Many pension systems find themselves in a juggling act as they must combine their bullish outlook towards private equity against the concerns of being over-allocated to the asset class due to the denominator effect. The latter occurs as private market valuations lag the direction taken by public market valuations by several quarters.
At its meeting held on February 16, the $92 billion system’s board of trustees voted to increase MassPRIM’s targeted allocation range to private equity by one percentage point, to 13 percent to 19 percent, up from 12 percent to 18 percent.
Buyouts reviewed documents pertaining to the board meeting.
At the same time, the board also approved a plan to commit between $2.2 billion to $3 billion to private equity in 2023, down from $2.7 billion to $3.3 billion last year.
MassPRIM currently allocates 17.7 percent of its total fund to the asset class, according to board documents.
Increasing the targeted range gives the system more flexibility in managing its private equity allocations. Decreasing the amount it plans on committing will help it stay comfortably within that range in an unpredictable economy marked by rising interest rates, inflation and other macro-factors.
MassPRIM chief investment officer Michael Trotsky noted in his report to the board that 80 percent of the system’s peers are between 4 percent and 6 percent over their targeted ranges to private equity.
“Maintaining a consistent pace of private equity commitments has been a key contributor to our long-term success.

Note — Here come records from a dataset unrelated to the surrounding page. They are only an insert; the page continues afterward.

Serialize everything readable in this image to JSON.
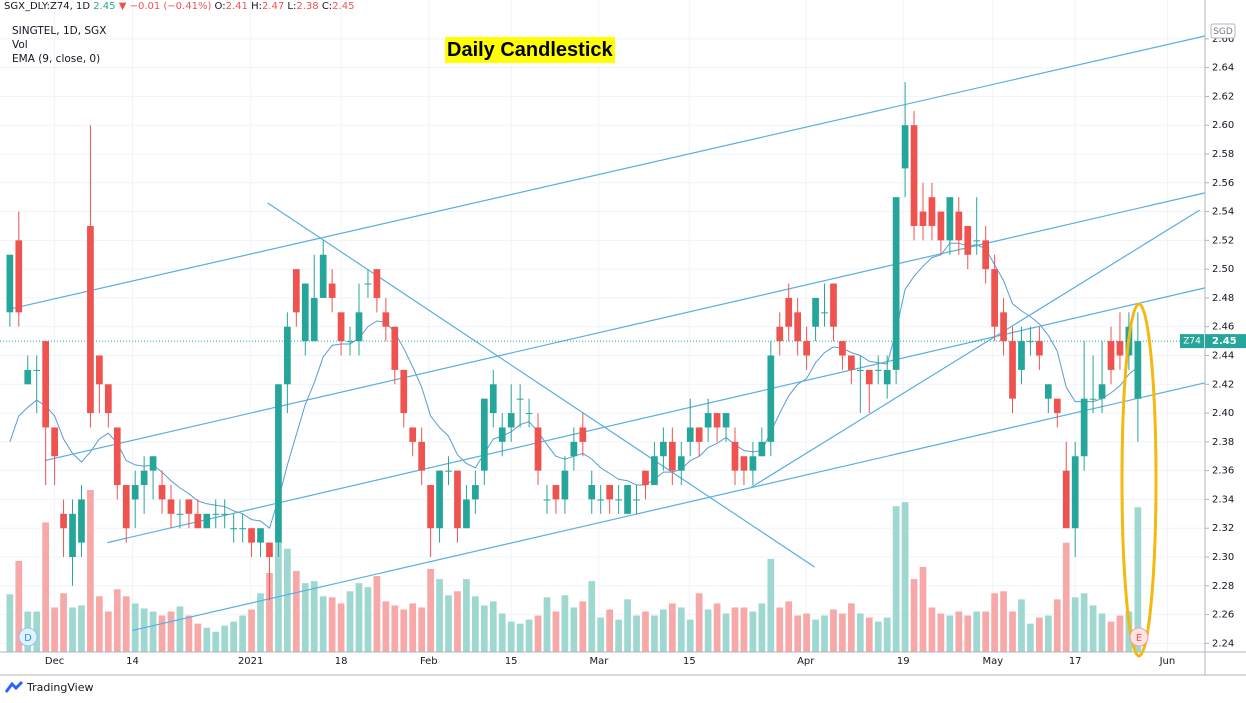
{
  "chart_data": {
    "type": "candlestick",
    "symbol": "SGX_DLY:Z74, 1D",
    "change": "−0.01 (−0.41%)",
    "ohlc_labels": [
      "O:",
      "H:",
      "L:",
      "C:"
    ],
    "legend": [
      "SINGTEL, 1D, SGX",
      "Vol",
      "EMA (9, close, 0)"
    ],
    "title": "Daily Candlestick",
    "currency": "SGD",
    "ticker": "Z74",
    "markers": [
      "D",
      "E"
    ],
    "brand": "TradingView",
    "up_color": "#26a69a",
    "down_color": "#ef5350",
    "up_volume_color": "#9fd8d0",
    "down_volume_color": "#f6a9a8",
    "ema_color": "#5b9bd5",
    "trendline_color": "#5aaee0",
    "grid": true,
    "open": [
      2.47,
      2.52,
      2.42,
      2.43,
      2.45,
      2.39,
      2.33,
      2.3,
      2.31,
      2.53,
      2.44,
      2.42,
      2.39,
      2.35,
      2.34,
      2.35,
      2.36,
      2.35,
      2.34,
      2.33,
      2.34,
      2.33,
      2.32,
      2.33,
      2.33,
      2.32,
      2.32,
      2.32,
      2.31,
      2.31,
      2.31,
      2.42,
      2.5,
      2.45,
      2.45,
      2.48,
      2.49,
      2.47,
      2.45,
      2.45,
      2.49,
      2.5,
      2.47,
      2.46,
      2.43,
      2.39,
      2.38,
      2.35,
      2.32,
      2.36,
      2.36,
      2.32,
      2.34,
      2.36,
      2.4,
      2.38,
      2.39,
      2.41,
      2.4,
      2.39,
      2.34,
      2.35,
      2.34,
      2.37,
      2.39,
      2.34,
      2.34,
      2.35,
      2.34,
      2.33,
      2.34,
      2.36,
      2.35,
      2.37,
      2.38,
      2.36,
      2.38,
      2.39,
      2.39,
      2.4,
      2.39,
      2.38,
      2.37,
      2.36,
      2.37,
      2.38,
      2.46,
      2.48,
      2.47,
      2.45,
      2.46,
      2.47,
      2.49,
      2.45,
      2.44,
      2.43,
      2.43,
      2.43,
      2.42,
      2.43,
      2.57,
      2.6,
      2.54,
      2.55,
      2.54,
      2.52,
      2.54,
      2.53,
      2.52,
      2.52,
      2.5,
      2.47,
      2.45,
      2.43,
      2.45,
      2.45,
      2.41,
      2.41,
      2.36,
      2.32,
      2.37,
      2.41,
      2.41,
      2.45,
      2.45,
      2.44,
      2.41
    ],
    "high": [
      2.51,
      2.54,
      2.44,
      2.44,
      2.45,
      2.39,
      2.34,
      2.34,
      2.35,
      2.6,
      2.44,
      2.42,
      2.39,
      2.35,
      2.36,
      2.37,
      2.37,
      2.36,
      2.35,
      2.34,
      2.34,
      2.34,
      2.33,
      2.34,
      2.34,
      2.33,
      2.33,
      2.32,
      2.32,
      2.31,
      2.42,
      2.47,
      2.5,
      2.49,
      2.51,
      2.52,
      2.5,
      2.47,
      2.46,
      2.49,
      2.5,
      2.5,
      2.48,
      2.46,
      2.43,
      2.39,
      2.39,
      2.35,
      2.36,
      2.37,
      2.36,
      2.35,
      2.36,
      2.41,
      2.43,
      2.4,
      2.42,
      2.42,
      2.41,
      2.4,
      2.35,
      2.35,
      2.37,
      2.39,
      2.4,
      2.36,
      2.35,
      2.35,
      2.35,
      2.35,
      2.35,
      2.36,
      2.38,
      2.39,
      2.39,
      2.38,
      2.41,
      2.39,
      2.41,
      2.4,
      2.4,
      2.39,
      2.37,
      2.38,
      2.39,
      2.45,
      2.47,
      2.49,
      2.48,
      2.46,
      2.48,
      2.49,
      2.49,
      2.45,
      2.44,
      2.44,
      2.43,
      2.44,
      2.44,
      2.55,
      2.63,
      2.61,
      2.56,
      2.56,
      2.54,
      2.55,
      2.55,
      2.53,
      2.55,
      2.53,
      2.51,
      2.48,
      2.46,
      2.46,
      2.46,
      2.46,
      2.42,
      2.41,
      2.38,
      2.38,
      2.45,
      2.44,
      2.45,
      2.46,
      2.47,
      2.47,
      2.47
    ],
    "low": [
      2.46,
      2.46,
      2.42,
      2.4,
      2.35,
      2.35,
      2.3,
      2.28,
      2.3,
      2.39,
      2.4,
      2.39,
      2.34,
      2.31,
      2.32,
      2.33,
      2.34,
      2.33,
      2.32,
      2.32,
      2.32,
      2.32,
      2.32,
      2.32,
      2.32,
      2.31,
      2.31,
      2.3,
      2.3,
      2.27,
      2.3,
      2.4,
      2.46,
      2.44,
      2.45,
      2.48,
      2.47,
      2.44,
      2.44,
      2.44,
      2.48,
      2.47,
      2.45,
      2.42,
      2.39,
      2.37,
      2.35,
      2.3,
      2.31,
      2.35,
      2.31,
      2.32,
      2.33,
      2.35,
      2.39,
      2.37,
      2.38,
      2.39,
      2.39,
      2.35,
      2.33,
      2.33,
      2.33,
      2.36,
      2.37,
      2.33,
      2.33,
      2.33,
      2.33,
      2.33,
      2.33,
      2.34,
      2.35,
      2.36,
      2.35,
      2.35,
      2.37,
      2.37,
      2.38,
      2.38,
      2.38,
      2.35,
      2.35,
      2.35,
      2.37,
      2.37,
      2.44,
      2.45,
      2.44,
      2.43,
      2.45,
      2.46,
      2.45,
      2.43,
      2.42,
      2.4,
      2.4,
      2.42,
      2.41,
      2.42,
      2.55,
      2.52,
      2.52,
      2.52,
      2.51,
      2.51,
      2.51,
      2.5,
      2.51,
      2.49,
      2.45,
      2.44,
      2.4,
      2.42,
      2.44,
      2.43,
      2.4,
      2.39,
      2.32,
      2.3,
      2.36,
      2.4,
      2.4,
      2.42,
      2.43,
      2.43,
      2.38
    ],
    "close": [
      2.51,
      2.47,
      2.43,
      2.43,
      2.39,
      2.37,
      2.32,
      2.33,
      2.34,
      2.4,
      2.42,
      2.4,
      2.35,
      2.32,
      2.35,
      2.36,
      2.37,
      2.34,
      2.33,
      2.33,
      2.33,
      2.32,
      2.33,
      2.33,
      2.33,
      2.32,
      2.32,
      2.31,
      2.32,
      2.3,
      2.42,
      2.46,
      2.47,
      2.49,
      2.48,
      2.51,
      2.48,
      2.45,
      2.45,
      2.47,
      2.49,
      2.48,
      2.46,
      2.43,
      2.4,
      2.38,
      2.36,
      2.32,
      2.36,
      2.36,
      2.32,
      2.34,
      2.35,
      2.41,
      2.42,
      2.39,
      2.4,
      2.41,
      2.4,
      2.36,
      2.34,
      2.34,
      2.36,
      2.38,
      2.38,
      2.35,
      2.34,
      2.34,
      2.34,
      2.35,
      2.34,
      2.35,
      2.37,
      2.38,
      2.36,
      2.37,
      2.39,
      2.38,
      2.4,
      2.39,
      2.4,
      2.36,
      2.36,
      2.37,
      2.38,
      2.44,
      2.45,
      2.46,
      2.45,
      2.44,
      2.48,
      2.47,
      2.46,
      2.44,
      2.43,
      2.43,
      2.42,
      2.43,
      2.43,
      2.55,
      2.6,
      2.53,
      2.53,
      2.53,
      2.52,
      2.55,
      2.52,
      2.51,
      2.52,
      2.5,
      2.46,
      2.45,
      2.41,
      2.45,
      2.45,
      2.44,
      2.42,
      2.4,
      2.32,
      2.37,
      2.41,
      2.41,
      2.42,
      2.43,
      2.44,
      2.46,
      2.45
    ],
    "volume": [
      57,
      90,
      40,
      40,
      128,
      44,
      58,
      44,
      46,
      160,
      55,
      40,
      62,
      55,
      48,
      43,
      40,
      36,
      40,
      45,
      36,
      28,
      24,
      20,
      26,
      30,
      36,
      42,
      58,
      78,
      108,
      102,
      80,
      68,
      70,
      55,
      54,
      48,
      60,
      68,
      64,
      75,
      50,
      46,
      42,
      48,
      44,
      82,
      72,
      56,
      60,
      72,
      55,
      46,
      50,
      38,
      30,
      28,
      32,
      36,
      54,
      40,
      56,
      44,
      50,
      70,
      34,
      42,
      32,
      52,
      36,
      40,
      36,
      42,
      48,
      44,
      32,
      58,
      42,
      48,
      38,
      44,
      44,
      40,
      48,
      92,
      44,
      50,
      36,
      38,
      32,
      36,
      42,
      38,
      48,
      38,
      34,
      30,
      34,
      144,
      148,
      72,
      84,
      44,
      38,
      36,
      40,
      36,
      40,
      40,
      58,
      60,
      40,
      52,
      28,
      34,
      36,
      52,
      108,
      54,
      58,
      46,
      38,
      30,
      36,
      40,
      143
    ],
    "ema": [
      2.38,
      2.398,
      2.404,
      2.409,
      2.405,
      2.398,
      2.382,
      2.372,
      2.366,
      2.373,
      2.382,
      2.386,
      2.379,
      2.367,
      2.364,
      2.363,
      2.364,
      2.359,
      2.353,
      2.348,
      2.344,
      2.339,
      2.337,
      2.336,
      2.335,
      2.332,
      2.33,
      2.326,
      2.325,
      2.32,
      2.34,
      2.364,
      2.385,
      2.406,
      2.421,
      2.439,
      2.447,
      2.448,
      2.448,
      2.452,
      2.46,
      2.464,
      2.463,
      2.456,
      2.445,
      2.432,
      2.418,
      2.398,
      2.39,
      2.384,
      2.371,
      2.365,
      2.362,
      2.372,
      2.382,
      2.384,
      2.387,
      2.392,
      2.394,
      2.387,
      2.378,
      2.37,
      2.368,
      2.37,
      2.372,
      2.368,
      2.362,
      2.358,
      2.354,
      2.353,
      2.35,
      2.35,
      2.354,
      2.359,
      2.359,
      2.361,
      2.367,
      2.37,
      2.376,
      2.379,
      2.383,
      2.378,
      2.374,
      2.373,
      2.374,
      2.387,
      2.4,
      2.412,
      2.42,
      2.424,
      2.435,
      2.442,
      2.446,
      2.445,
      2.442,
      2.44,
      2.436,
      2.435,
      2.434,
      2.457,
      2.486,
      2.495,
      2.502,
      2.508,
      2.51,
      2.518,
      2.518,
      2.516,
      2.517,
      2.514,
      2.503,
      2.492,
      2.476,
      2.471,
      2.467,
      2.462,
      2.454,
      2.443,
      2.418,
      2.408,
      2.408,
      2.408,
      2.41,
      2.414,
      2.419,
      2.427,
      2.432
    ],
    "trendlines": [
      {
        "x": [
          -0.2,
          133.5
        ],
        "y": [
          2.472,
          2.662
        ]
      },
      {
        "x": [
          3.9,
          133.5
        ],
        "y": [
          2.367,
          2.553
        ]
      },
      {
        "x": [
          10.9,
          133.5
        ],
        "y": [
          2.31,
          2.487
        ]
      },
      {
        "x": [
          13.7,
          133.5
        ],
        "y": [
          2.249,
          2.421
        ]
      },
      {
        "x": [
          28.8,
          89.9
        ],
        "y": [
          2.546,
          2.293
        ]
      },
      {
        "x": [
          82.7,
          132.9
        ],
        "y": [
          2.348,
          2.541
        ]
      }
    ],
    "xlim": [
      -1.1,
      133.5
    ],
    "xticks": [
      {
        "value": 5,
        "label": "Dec"
      },
      {
        "value": 13.7,
        "label": "14"
      },
      {
        "value": 26.9,
        "label": "2021"
      },
      {
        "value": 37,
        "label": "18"
      },
      {
        "value": 46.8,
        "label": "Feb"
      },
      {
        "value": 56,
        "label": "15"
      },
      {
        "value": 65.8,
        "label": "Mar"
      },
      {
        "value": 75.9,
        "label": "15"
      },
      {
        "value": 88.9,
        "label": "Apr"
      },
      {
        "value": 99.8,
        "label": "19"
      },
      {
        "value": 109.8,
        "label": "May"
      },
      {
        "value": 119,
        "label": "17"
      },
      {
        "value": 129.3,
        "label": "Jun"
      }
    ],
    "ylim": [
      2.234,
      2.687
    ],
    "yticks": [
      2.24,
      2.26,
      2.28,
      {
        "value": 2.3,
        "label": "2.30"
      },
      2.32,
      2.34,
      2.36,
      2.38,
      {
        "value": 2.4,
        "label": "2.40"
      },
      2.42,
      2.44,
      2.46,
      2.48,
      {
        "value": 2.5,
        "label": "2.50"
      },
      2.52,
      2.54,
      2.56,
      2.58,
      {
        "value": 2.6,
        "label": "2.60"
      },
      2.62,
      2.64,
      2.66
    ]
  }
}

We have observed throughout our history that some of our highest performing private equity vintage years originate during volatile times like this, when other investors may be cutting their commitments for a variety of reasons,” Trotsky said in his report.
According to the presentation, MassPRIM, State Teachers Retirement System of Ohio and New Jersey Division of Investment also have a 6-percent range for private equity target allocations, which rank as the lowest.
Increasing the targeted range for private equity would result in a 10-year expected return of 9.4 percent and 30-year expected return of 10.2 percent, when using the most recent assumptions for the asset class, according to consultant NEPC.